Gutiérrez’s remarks came in a Vatican press conference on Tuesday about a general assembly of Caritas Internationalis, a Rome-based federation of Catholic charitable organizations around the world. He will participate in the May 12-17 meeting as guest theologian.

Gutiérrez recognized that the relationship between liberation theology and the Vatican has not always been strong. He stressed, however, that two warnings issued in 1984 and 1986 by then-Cardinal Joseph Ratzinger, later Pope Benedict, when he was the Vatican’s top doctrinal official, never actually banned liberation theology.

“Liberation theology” can mean many things, but in broad terms it refers to an interpretation of the Christian faith through the perspective of the poor, with the predicament of Latin America’s predominantly poor people as its starting point.

At times, through thinkers such as former Brazilian Franciscan priest Leonardo Boff, it presented a reading of the Bible that opposed all hierarchical structures and institutions, including those of the Catholic Church.

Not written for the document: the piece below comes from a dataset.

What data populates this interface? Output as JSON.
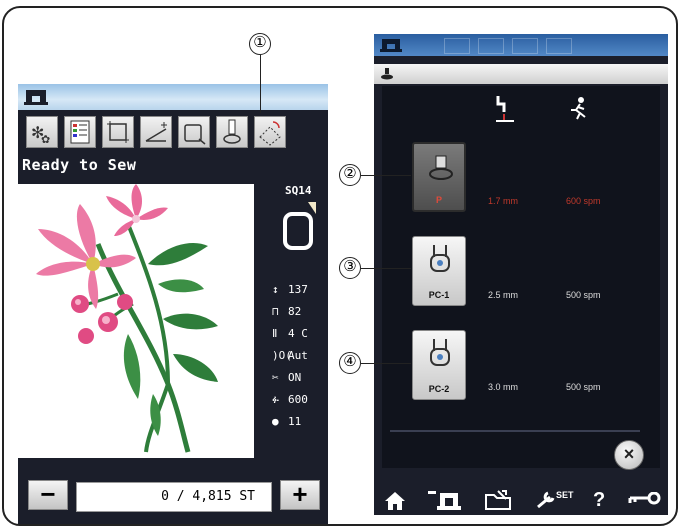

The two documents issued in the 1980s by Ratzinger praised the movement’s concern for the poor and for justice, but condemned a tendency to mix Marxist social analysis and concepts such as “class struggle” with religious commitments to end poverty and injustice.

“I believe that it’s clear now that the key element of Liberation theology is the special care for the poor,” Gutiérrez said on Tuesday.

The theologian said that with Francis it’s easier to push the global church to have a special concern for the poor, “something we find in the scriptures.”

During the press conference, Gutiérrez was asked if in retrospect he would want to change some of his writings. He said his theology was like “a love letter to God, the church and His people,” which through different moments in life can be written in different ways, but “always with the same love and fidelity.”

Gutiérrez also said that even though he was “very happy” to be invited to participate in Caritas’ general assembly, attention shouldn’t be drawn to liberation theology but to “the rehabilitation of the Gospel, the poor and the peripheries.”

The Peruvian thinker said that while he holds a high regard for theology and theologians, at the end of the day “theology … has a modest role. What matters in the life of a Christian is to follow Jesus and to put his teachings into practice.”

“There’s no passage in the Bible that says ‘Go and do theology’,” Gutiérrez said, “but there’s one that says, ‘Go therefore, and make disciples of all nations’.”

Gutiérrez is currently experiencing a comeback, in part because German Cardinal Gerhard Müller, the Vatican’s doctrinal czar who was appointed by Benedict XVI and a figure who enjoys strong support from most Catholic conservatives, is also a close personal friend of Gutiérrez.